Forty years ago, public gained its right to know
Key Excerpts from Article on Website of Kansas City Star
Posted: November 11th, 2006
An important anniversary will likely go unnoticed today, amidst all the hoopla surrounding the nation's 230th birthday. It's also the 40th anniversary of the federal Freedom of Information Act. Little known, poorly understood and, it seems, constantly embattled, the act stands as one of the most important pieces of legislation ever passed by the U.S. Congress. So important, in fact, that the Congress quickly exempted itself from its provisions. It required for the first time that broad categories of federal records be made available to the public. Today, the act remains the public's only legislative window on how government really works -- or doesn't. We can thank the act for the fact that we know that servicemen were once used as human nuclear guinea pigs; that 'detainees' in the war on terror were abused, and that the Central Intelligence Agency conducted mind-control experiments on Americans in the 1950s.
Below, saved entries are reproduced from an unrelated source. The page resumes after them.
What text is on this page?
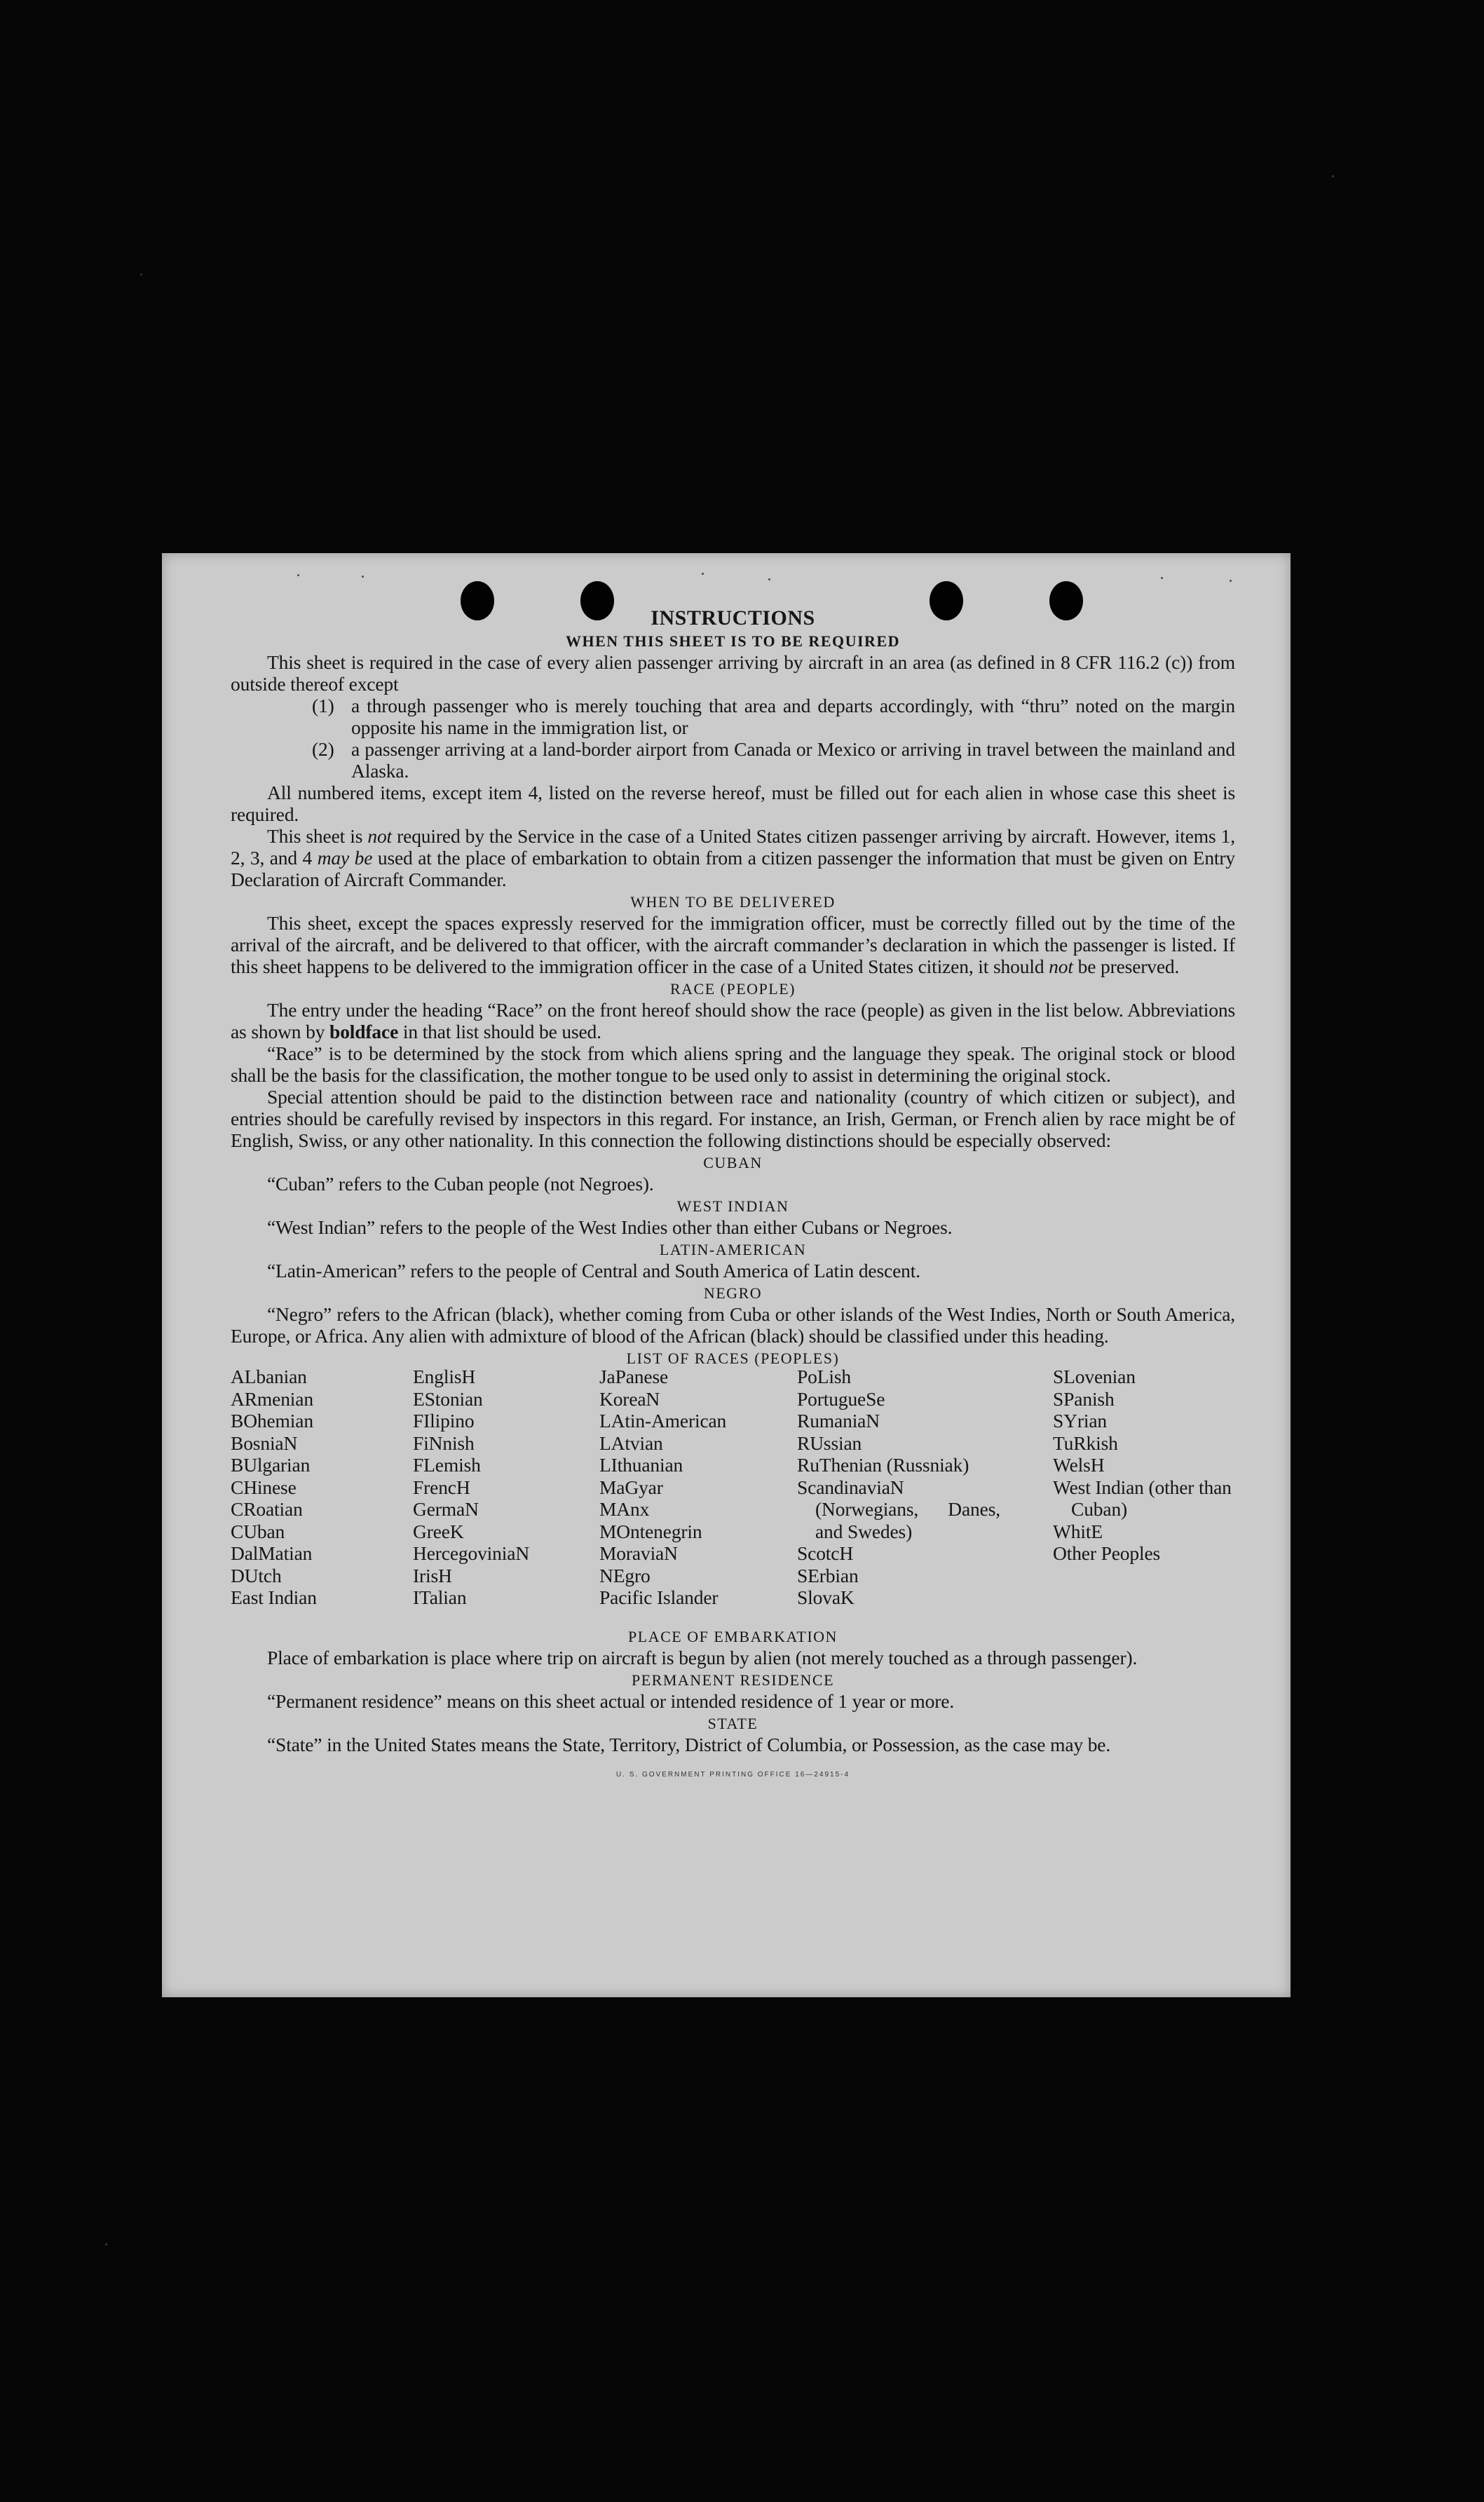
INSTRUCTIONS
WHEN THIS SHEET IS TO BE REQUIRED

This sheet is required in the case of every alien passenger arriving by aircraft in an area (as defined in 8 CFR 116.2 (c)) from outside thereof except

(1) a through passenger who is merely touching that area and departs accordingly, with “thru” noted on the margin opposite his name in the immigration list, or

(2) a passenger arriving at a land-border airport from Canada or Mexico or arriving in travel between the mainland and Alaska.

All numbered items, except item 4, listed on the reverse hereof, must be filled out for each alien in whose case this sheet is required.

This sheet is not required by the Service in the case of a United States citizen passenger arriving by aircraft. However, items 1, 2, 3, and 4 may be used at the place of embarkation to obtain from a citizen passenger the information that must be given on Entry Declaration of Aircraft Commander.

WHEN TO BE DELIVERED

This sheet, except the spaces expressly reserved for the immigration officer, must be correctly filled out by the time of the arrival of the aircraft, and be delivered to that officer, with the aircraft commander’s declaration in which the passenger is listed. If this sheet happens to be delivered to the immigration officer in the case of a United States citizen, it should not be preserved.

RACE (PEOPLE)

The entry under the heading “Race” on the front hereof should show the race (people) as given in the list below. Abbreviations as shown by boldface in that list should be used.

“Race” is to be determined by the stock from which aliens spring and the language they speak. The original stock or blood shall be the basis for the classification, the mother tongue to be used only to assist in determining the original stock.

Special attention should be paid to the distinction between race and nationality (country of which citizen or subject), and entries should be carefully revised by inspectors in this regard. For instance, an Irish, German, or French alien by race might be of English, Swiss, or any other nationality. In this connection the following distinctions should be especially observed:

CUBAN

“Cuban” refers to the Cuban people (not Negroes).

WEST INDIAN

“West Indian” refers to the people of the West Indies other than either Cubans or Negroes.

LATIN-AMERICAN

“Latin-American” refers to the people of Central and South America of Latin descent.

NEGRO

“Negro” refers to the African (black), whether coming from Cuba or other islands of the West Indies, North or South America, Europe, or Africa. Any alien with admixture of blood of the African (black) should be classified under this heading.

LIST OF RACES (PEOPLES)
ALbanian
ARmenian
BOhemian
BosniaN
BUlgarian
CHinese
CRoatian
CUban
DalMatian
DUtch
East Indian
EnglisH
EStonian
FIlipino
FiNnish
FLemish
FrencH
GermaN
GreeK
HercegoviniaN
IrisH
ITalian
JaPanese
KoreaN
LAtin-American
LAtvian
LIthuanian
MaGyar
MAnx
MOntenegrin
MoraviaN
NEgro
Pacific Islander
PoLish
PortugueSe
RumaniaN
RUssian
RuThenian (Russniak)
ScandinaviaN (Norwegians, Danes, and Swedes)
ScotcH
SErbian
SlovaK
SLovenian
SPanish
SYrian
TuRkish
WelsH
West Indian (other than Cuban)
WhitE
Other Peoples
PLACE OF EMBARKATION

Place of embarkation is place where trip on aircraft is begun by alien (not merely touched as a through passenger).

PERMANENT RESIDENCE

“Permanent residence” means on this sheet actual or intended residence of 1 year or more.

STATE

“State” in the United States means the State, Territory, District of Columbia, or Possession, as the case may be.

U. S. GOVERNMENT PRINTING OFFICE 16—24915-4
But there is a mighty force working against open government. And that is the government itself. According to a report released last week, the federal government is falling further and further behind in filling requests under the law; is more often refusing to release documents, and is spending more money doing it. But perhaps the most distressing finding in the report, from the Coalition of Journalists for Open Government, is that the government has increased its use of broad discretionary exemptions to withhold documents from the public and the press.